What is Universal ID and How Can it Help Publishers?
With third-party cookies—the only flavor many of us really understand—heading for extinction, what comes next? This helpful article by the team at Publift explores the situation and explains one of the most promising and popular alternatives: Universal ID.
How 3 Leaders Use B2C Holiday Marketing Tactics for B2B Businesses
Rhett Power, writing for Forbes, polls three marketing experts to find out how they adopt B2C-style tactics when planning holiday season marketing for B2B clients. Unsurprisingly, their answers center on messages that resonate, relate to your customers' seasonal needs, and cut to the chase amid the end of year chaos.
Books on B2B Content Marketing
If you haven’t done so already, secure your copies of Content Marketing: Mission Critical, a guide for B2B CEOs, and Content Marketing: Making the Magic Happen, a guide for B2B marketing leaders, in paperback or e-book format, by visiting www.messageup.com/books. There you’ll find discount codes as well as details on limited edition boxed sets that include a copy of each book signed by the author.
One Step…
Today’s One Step actionable tip bucks the trend set by recent editions, asking you to recall instead of asking you to think.

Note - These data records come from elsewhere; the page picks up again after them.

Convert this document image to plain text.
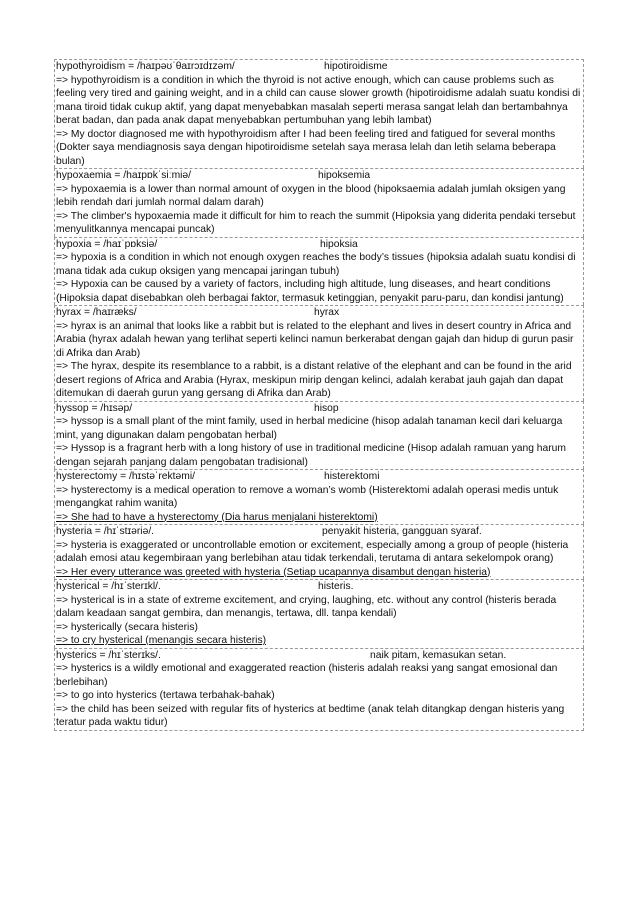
hypothyroidism = /haɪpəʊˈθaɪrɔɪdɪzəm/	hipotiroidisme
=> hypothyroidism is a condition in which the thyroid is not active enough, which can cause problems such as feeling very tired and gaining weight, and in a child can cause slower growth (hipotiroidisme adalah suatu kondisi di mana tiroid tidak cukup aktif, yang dapat menyebabkan masalah seperti merasa sangat lelah dan bertambahnya berat badan, dan pada anak dapat menyebabkan pertumbuhan yang lebih lambat)
=> My doctor diagnosed me with hypothyroidism after I had been feeling tired and fatigued for several months (Dokter saya mendiagnosis saya dengan hipotiroidisme setelah saya merasa lelah dan letih selama beberapa bulan)
hypoxaemia = /haɪpɒkˈsiːmiə/	hipoksemia
=> hypoxaemia is a lower than normal amount of oxygen in the blood (hipoksaemia adalah jumlah oksigen yang lebih rendah dari jumlah normal dalam darah)
=> The climber's hypoxaemia made it difficult for him to reach the summit (Hipoksia yang diderita pendaki tersebut menyulitkannya mencapai puncak)
hypoxia = /haɪˈpɒksiə/	hipoksia
=> hypoxia is a condition in which not enough oxygen reaches the body’s tissues (hipoksia adalah suatu kondisi di mana tidak ada cukup oksigen yang mencapai jaringan tubuh)
=> Hypoxia can be caused by a variety of factors, including high altitude, lung diseases, and heart conditions (Hipoksia dapat disebabkan oleh berbagai faktor, termasuk ketinggian, penyakit paru-paru, dan kondisi jantung)
hyrax = /haɪræks/	hyrax
=> hyrax is an animal that looks like a rabbit but is related to the elephant and lives in desert country in Africa and Arabia (hyrax adalah hewan yang terlihat seperti kelinci namun berkerabat dengan gajah dan hidup di gurun pasir di Afrika dan Arab)
=> The hyrax, despite its resemblance to a rabbit, is a distant relative of the elephant and can be found in the arid desert regions of Africa and Arabia (Hyrax, meskipun mirip dengan kelinci, adalah kerabat jauh gajah dan dapat ditemukan di daerah gurun yang gersang di Afrika dan Arab)
hyssop = /hɪsəp/	hisop
=> hyssop is a small plant of the mint family, used in herbal medicine (hisop adalah tanaman kecil dari keluarga mint, yang digunakan dalam pengobatan herbal)
=> Hyssop is a fragrant herb with a long history of use in traditional medicine (Hisop adalah ramuan yang harum dengan sejarah panjang dalam pengobatan tradisional)
hysterectomy = /hɪstəˈrektəmi/	histerektomi
=> hysterectomy is a medical operation to remove a woman’s womb (Histerektomi adalah operasi medis untuk mengangkat rahim wanita)
=> She had to have a hysterectomy (Dia harus menjalani histerektomi)
hysteria = /hɪˈstɪəriə/.	penyakit histeria, gangguan syaraf.
=> hysteria is exaggerated or uncontrollable emotion or excitement, especially among a group of people (histeria adalah emosi atau kegembiraan yang berlebihan atau tidak terkendali, terutama di antara sekelompok orang)
=> Her every utterance was greeted with hysteria (Setiap ucapannya disambut dengan histeria)
hysterical = /hɪˈsterɪkl/.	histeris.
=> hysterical is in a state of extreme excitement, and crying, laughing, etc. without any control (histeris berada dalam keadaan sangat gembira, dan menangis, tertawa, dll. tanpa kendali)
=> hysterically (secara histeris)
=> to cry hysterical (menangis secara histeris)
hysterics = /hɪˈsterɪks/.	naik pitam, kemasukan setan.
=> hysterics is a wildly emotional and exaggerated reaction (histeris adalah reaksi yang sangat emosional dan berlebihan)
=> to go into hysterics (tertawa terbahak-bahak)
=> the child has been seized with regular fits of hysterics at bedtime (anak telah ditangkap dengan histeris yang teratur pada waktu tidur)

The subject of today’s newsletter and this week’s post on the Framework blog is memory. Specifically, how we can earn and retain mind share with our prospects by creating memories that link our brand to a solution they will eventually want to buy.
This begs a simple question: How memorable is your company’s content?
Pick a content channel with which you’re familiar—perhaps a company blog or social media channel—then take a pen and paper (or open a Google Doc, if you prefer) and write down as many recently published articles or posts as you can.
Don’t sweat over the exact title or headline; just write a short note describing what the piece covered, including any key takeaways.
Keep going until you’ve filled the page or exhausted your memory banks.
Then, check your work. Open the channel in question and scroll back through time.
Which pieces did you recall most clearly and completely?
Which ones did you miss?
Can you spot any patterns in what makes your content memorable, or not?
If you form an hypothesis why one or more entries were memorable, how might you test that theory by constructing another post along similar lines?
For bonus points, try the same exercise with your colleagues to test whether any pieces were commonly more memorable.